Saturday, September 12, 2009

4th Kyu

It used to be fun, because it used to be short. A few techniques demonstrated in both front and rear styles, some ukemi skills to show I can take a fall or go into a roll, some memorized vocabulary to make sure I knew the names of certain attacks. But on my 4th-kyu test, after which I would lose the white from my belt, I felt for the first time a sense of apprehension. It's not the usual anxiety, the normal butterflies-in-stomach release of adrenaline before a test; it's the fear of miscalculation, the paranoia that I'd forget how to perform a certain technique, the doubt in my own endurance.
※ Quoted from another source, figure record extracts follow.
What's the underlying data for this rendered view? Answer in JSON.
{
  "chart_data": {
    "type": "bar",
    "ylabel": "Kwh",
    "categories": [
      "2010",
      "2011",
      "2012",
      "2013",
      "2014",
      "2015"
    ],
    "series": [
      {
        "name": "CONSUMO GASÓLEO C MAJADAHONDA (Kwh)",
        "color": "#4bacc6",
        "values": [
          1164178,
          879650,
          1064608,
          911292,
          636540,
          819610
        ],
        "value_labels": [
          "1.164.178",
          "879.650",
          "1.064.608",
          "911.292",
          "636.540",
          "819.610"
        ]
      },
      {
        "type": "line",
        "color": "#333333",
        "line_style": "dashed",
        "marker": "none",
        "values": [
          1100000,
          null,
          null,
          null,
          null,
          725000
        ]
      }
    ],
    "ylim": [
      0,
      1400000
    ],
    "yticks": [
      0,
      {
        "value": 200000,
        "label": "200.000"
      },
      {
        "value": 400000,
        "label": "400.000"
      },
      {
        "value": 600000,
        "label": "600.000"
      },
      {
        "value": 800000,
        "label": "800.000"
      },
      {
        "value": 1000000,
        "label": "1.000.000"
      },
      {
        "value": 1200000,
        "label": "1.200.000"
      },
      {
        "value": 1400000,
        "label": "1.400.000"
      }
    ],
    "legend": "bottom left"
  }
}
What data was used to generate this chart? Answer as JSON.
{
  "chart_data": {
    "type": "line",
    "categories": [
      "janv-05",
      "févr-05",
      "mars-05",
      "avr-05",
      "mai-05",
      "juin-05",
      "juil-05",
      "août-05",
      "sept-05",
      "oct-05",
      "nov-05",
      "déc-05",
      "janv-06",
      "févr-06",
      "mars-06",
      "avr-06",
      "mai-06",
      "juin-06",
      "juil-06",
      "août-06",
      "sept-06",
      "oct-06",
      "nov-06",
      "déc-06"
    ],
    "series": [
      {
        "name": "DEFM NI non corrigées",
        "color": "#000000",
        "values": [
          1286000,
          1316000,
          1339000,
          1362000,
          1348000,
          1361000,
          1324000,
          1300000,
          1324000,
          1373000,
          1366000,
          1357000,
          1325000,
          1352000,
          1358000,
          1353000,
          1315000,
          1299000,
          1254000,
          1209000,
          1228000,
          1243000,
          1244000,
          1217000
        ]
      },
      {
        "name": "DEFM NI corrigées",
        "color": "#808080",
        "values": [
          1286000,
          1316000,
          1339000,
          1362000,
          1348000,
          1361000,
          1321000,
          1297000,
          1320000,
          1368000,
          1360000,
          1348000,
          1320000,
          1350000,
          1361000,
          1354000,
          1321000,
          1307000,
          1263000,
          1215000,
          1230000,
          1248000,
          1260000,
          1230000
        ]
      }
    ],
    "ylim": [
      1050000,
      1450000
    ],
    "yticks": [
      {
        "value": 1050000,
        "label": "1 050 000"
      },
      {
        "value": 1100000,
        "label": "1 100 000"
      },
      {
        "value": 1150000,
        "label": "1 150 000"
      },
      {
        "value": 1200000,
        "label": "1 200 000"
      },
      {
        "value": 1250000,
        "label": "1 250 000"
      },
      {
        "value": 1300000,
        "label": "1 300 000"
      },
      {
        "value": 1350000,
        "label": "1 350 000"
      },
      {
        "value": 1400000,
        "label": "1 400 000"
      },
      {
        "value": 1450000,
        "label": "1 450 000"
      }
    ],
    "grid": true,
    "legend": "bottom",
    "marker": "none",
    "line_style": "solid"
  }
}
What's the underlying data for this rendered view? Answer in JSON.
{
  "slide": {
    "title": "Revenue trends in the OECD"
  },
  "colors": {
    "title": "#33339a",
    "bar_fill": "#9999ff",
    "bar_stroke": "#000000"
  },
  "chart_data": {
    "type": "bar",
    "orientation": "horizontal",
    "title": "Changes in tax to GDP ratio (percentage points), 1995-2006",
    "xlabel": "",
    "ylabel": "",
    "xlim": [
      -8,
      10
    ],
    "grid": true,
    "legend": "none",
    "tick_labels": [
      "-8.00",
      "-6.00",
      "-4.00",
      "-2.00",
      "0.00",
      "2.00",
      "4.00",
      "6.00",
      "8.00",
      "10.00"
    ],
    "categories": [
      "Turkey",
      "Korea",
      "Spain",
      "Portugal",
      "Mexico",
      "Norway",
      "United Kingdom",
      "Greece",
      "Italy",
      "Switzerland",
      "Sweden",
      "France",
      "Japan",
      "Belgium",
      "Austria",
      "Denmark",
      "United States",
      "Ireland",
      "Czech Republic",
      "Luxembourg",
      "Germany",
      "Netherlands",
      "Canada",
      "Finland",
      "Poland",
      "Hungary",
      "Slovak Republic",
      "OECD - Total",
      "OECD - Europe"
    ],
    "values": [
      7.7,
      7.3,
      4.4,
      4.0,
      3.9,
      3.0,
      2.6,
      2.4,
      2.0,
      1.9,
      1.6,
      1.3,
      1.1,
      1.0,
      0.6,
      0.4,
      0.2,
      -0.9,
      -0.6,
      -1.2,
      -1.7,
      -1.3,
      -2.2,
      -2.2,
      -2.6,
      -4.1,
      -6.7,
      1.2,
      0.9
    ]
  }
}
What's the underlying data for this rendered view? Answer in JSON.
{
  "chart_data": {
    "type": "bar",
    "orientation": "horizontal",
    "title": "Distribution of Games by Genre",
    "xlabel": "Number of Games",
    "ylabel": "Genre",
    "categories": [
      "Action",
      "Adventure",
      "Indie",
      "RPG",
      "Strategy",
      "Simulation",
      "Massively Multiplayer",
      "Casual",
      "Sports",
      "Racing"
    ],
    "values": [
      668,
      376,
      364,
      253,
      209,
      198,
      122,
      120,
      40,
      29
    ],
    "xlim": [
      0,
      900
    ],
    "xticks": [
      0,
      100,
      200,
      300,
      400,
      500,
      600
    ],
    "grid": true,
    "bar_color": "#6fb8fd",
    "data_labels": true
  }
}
After the first few techniques had been called out for me to demonstrate, I moved on to the third. Kihon waza: step in to stop the technique before the partner's strike is completed. Ki no nagare: "flowing technique" where the partner's striking momentum is purposefully drawn out, to be used to your advantage as you turn it into your own attack. Ki no nagare has always come more natural to me, and my body defaults to it instinctively. So when Sensei called kihon waza, I took a second to recall the hand and foot movements. When I stepped right into what I was supposed to do, I was so thrilled over getting it right that I forgot what I needed to do for the meat of the technique: shihonage. I froze, my mind coated with panic. I was hyperventilating, not breathing enough, not supplying my desperate body with much-needed oxygen. And then my brain just shut itself off, and my body took over to do the rest. There were a few rough spots during the rest of my test, but nothing quite as dramatic as that. And when it was over and the other students had their chance at their own tests, I found a new blue belt waiting for me, along with my Senseis' feedback for how I could improve my form for the future.

I felt like I had gotten rid of all the white on my belt, but not in my mind. My aikido is far from flawless. I still need to work on taking balance. Not compromising my own posture for an opponent who is taller or bigger or stronger than me. Step in evenly toe-to-toe, and not move so far back. Use my hips to move with power and not rely on my arm strength. Ki'ai and breathe. Relax and loosen up. Kept it steady, keep it strong.

Now I am approaching the more arduous part of the path, the rougher terrain in the road. There's more to learn, more to memorize. There will be more rigid criticism on the mistakes in my techniques, more attention to detail. There are the doubts, and anxiety, and nervousness, and fear. And then there is learning how to conquer these things, like everything else in life worth reaching for.